The plaintiff, Ignacio Pañart, sued to overcome the opposition filed by the defendant on the grounds of Section 2, subsection b) and Section 3, subsection d) of the Trademark Law, which bar the registration of terms that constitute the necessary or usual designation of the product or service to be covered; that have passed into general use prior to the registration; or that could be misleading as to the nature, properties, merit, quality, or other characteristics of the goods or services covered by the trademark.

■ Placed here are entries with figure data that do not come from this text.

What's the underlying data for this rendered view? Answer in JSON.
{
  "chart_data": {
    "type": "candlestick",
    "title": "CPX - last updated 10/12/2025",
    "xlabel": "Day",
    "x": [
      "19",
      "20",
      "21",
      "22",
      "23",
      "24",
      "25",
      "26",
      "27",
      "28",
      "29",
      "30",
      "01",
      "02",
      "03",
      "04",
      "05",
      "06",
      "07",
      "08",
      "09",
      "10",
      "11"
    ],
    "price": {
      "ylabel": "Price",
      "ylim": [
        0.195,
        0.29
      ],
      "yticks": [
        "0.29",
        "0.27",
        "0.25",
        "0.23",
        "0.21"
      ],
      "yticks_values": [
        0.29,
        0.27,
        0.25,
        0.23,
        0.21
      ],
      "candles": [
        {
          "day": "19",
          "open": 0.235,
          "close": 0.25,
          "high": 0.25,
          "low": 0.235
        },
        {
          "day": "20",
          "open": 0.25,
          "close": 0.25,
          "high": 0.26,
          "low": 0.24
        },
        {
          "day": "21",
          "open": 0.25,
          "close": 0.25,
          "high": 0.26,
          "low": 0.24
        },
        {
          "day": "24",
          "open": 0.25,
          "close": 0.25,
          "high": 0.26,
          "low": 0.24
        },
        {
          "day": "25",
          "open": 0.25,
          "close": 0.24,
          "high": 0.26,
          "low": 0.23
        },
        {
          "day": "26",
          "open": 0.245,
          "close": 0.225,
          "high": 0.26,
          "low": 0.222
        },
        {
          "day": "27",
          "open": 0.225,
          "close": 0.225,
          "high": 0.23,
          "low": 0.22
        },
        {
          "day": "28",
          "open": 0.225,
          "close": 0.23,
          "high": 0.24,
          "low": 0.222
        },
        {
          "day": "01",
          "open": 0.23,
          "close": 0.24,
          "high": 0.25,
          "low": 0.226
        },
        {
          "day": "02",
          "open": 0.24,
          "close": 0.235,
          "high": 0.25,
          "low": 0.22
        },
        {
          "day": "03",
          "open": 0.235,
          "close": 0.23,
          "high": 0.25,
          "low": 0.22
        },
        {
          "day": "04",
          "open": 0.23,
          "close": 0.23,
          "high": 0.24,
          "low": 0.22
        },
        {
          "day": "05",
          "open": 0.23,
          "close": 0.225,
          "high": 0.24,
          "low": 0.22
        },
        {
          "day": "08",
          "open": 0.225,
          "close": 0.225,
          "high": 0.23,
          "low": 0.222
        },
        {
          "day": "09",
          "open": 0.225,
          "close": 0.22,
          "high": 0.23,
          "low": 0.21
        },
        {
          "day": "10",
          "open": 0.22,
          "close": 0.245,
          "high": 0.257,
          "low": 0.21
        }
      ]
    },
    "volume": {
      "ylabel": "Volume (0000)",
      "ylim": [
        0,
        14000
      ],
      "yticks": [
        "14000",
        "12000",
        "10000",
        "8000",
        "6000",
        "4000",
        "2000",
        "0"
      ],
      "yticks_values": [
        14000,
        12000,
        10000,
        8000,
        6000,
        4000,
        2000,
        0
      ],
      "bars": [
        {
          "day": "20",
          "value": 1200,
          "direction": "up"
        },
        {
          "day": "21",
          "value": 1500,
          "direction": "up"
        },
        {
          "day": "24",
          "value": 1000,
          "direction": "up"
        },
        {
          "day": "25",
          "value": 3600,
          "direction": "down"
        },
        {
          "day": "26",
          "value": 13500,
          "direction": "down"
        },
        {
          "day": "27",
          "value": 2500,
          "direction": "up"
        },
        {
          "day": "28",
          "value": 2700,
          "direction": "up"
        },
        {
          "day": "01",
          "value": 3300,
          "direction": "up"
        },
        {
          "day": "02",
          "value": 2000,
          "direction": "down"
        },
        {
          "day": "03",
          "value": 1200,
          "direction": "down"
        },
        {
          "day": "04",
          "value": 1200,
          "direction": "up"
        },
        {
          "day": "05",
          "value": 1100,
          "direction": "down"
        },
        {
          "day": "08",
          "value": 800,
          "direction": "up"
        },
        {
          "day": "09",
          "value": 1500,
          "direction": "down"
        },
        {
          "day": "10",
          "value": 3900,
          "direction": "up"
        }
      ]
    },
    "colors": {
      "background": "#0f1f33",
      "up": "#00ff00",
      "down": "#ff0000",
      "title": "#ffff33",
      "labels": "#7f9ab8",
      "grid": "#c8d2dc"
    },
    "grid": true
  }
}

The first instance judge held that “PHONERENTAL” was not comprised by the aforesaid prohibitions, and allowed the registration, rejecting the objection raised by the defendant. On appeal, the defendant insisted that “PHONERENTAL” was the necessary and common designation of the service at stake, and that the registration of such name as a trademark would allow the plaintiff to monopolize a widely used term.
The Court of Appeals upheld nonetheless the first instance ruling, arguing that the designation “PHONERENTAL” was not necessary and usual or descriptive of the nature, function, qualities or other characteristics of the service. Moreover, Division 2 found that the expression was not in the “general use” before it was granted registration.
Therefore, the Court of Appeals established that there is “general use” when consumers refer to a service or product using a term in the belief that it constitutes the generic product name when, in fact, it is a trademark , and when such name is incorporated into the common language.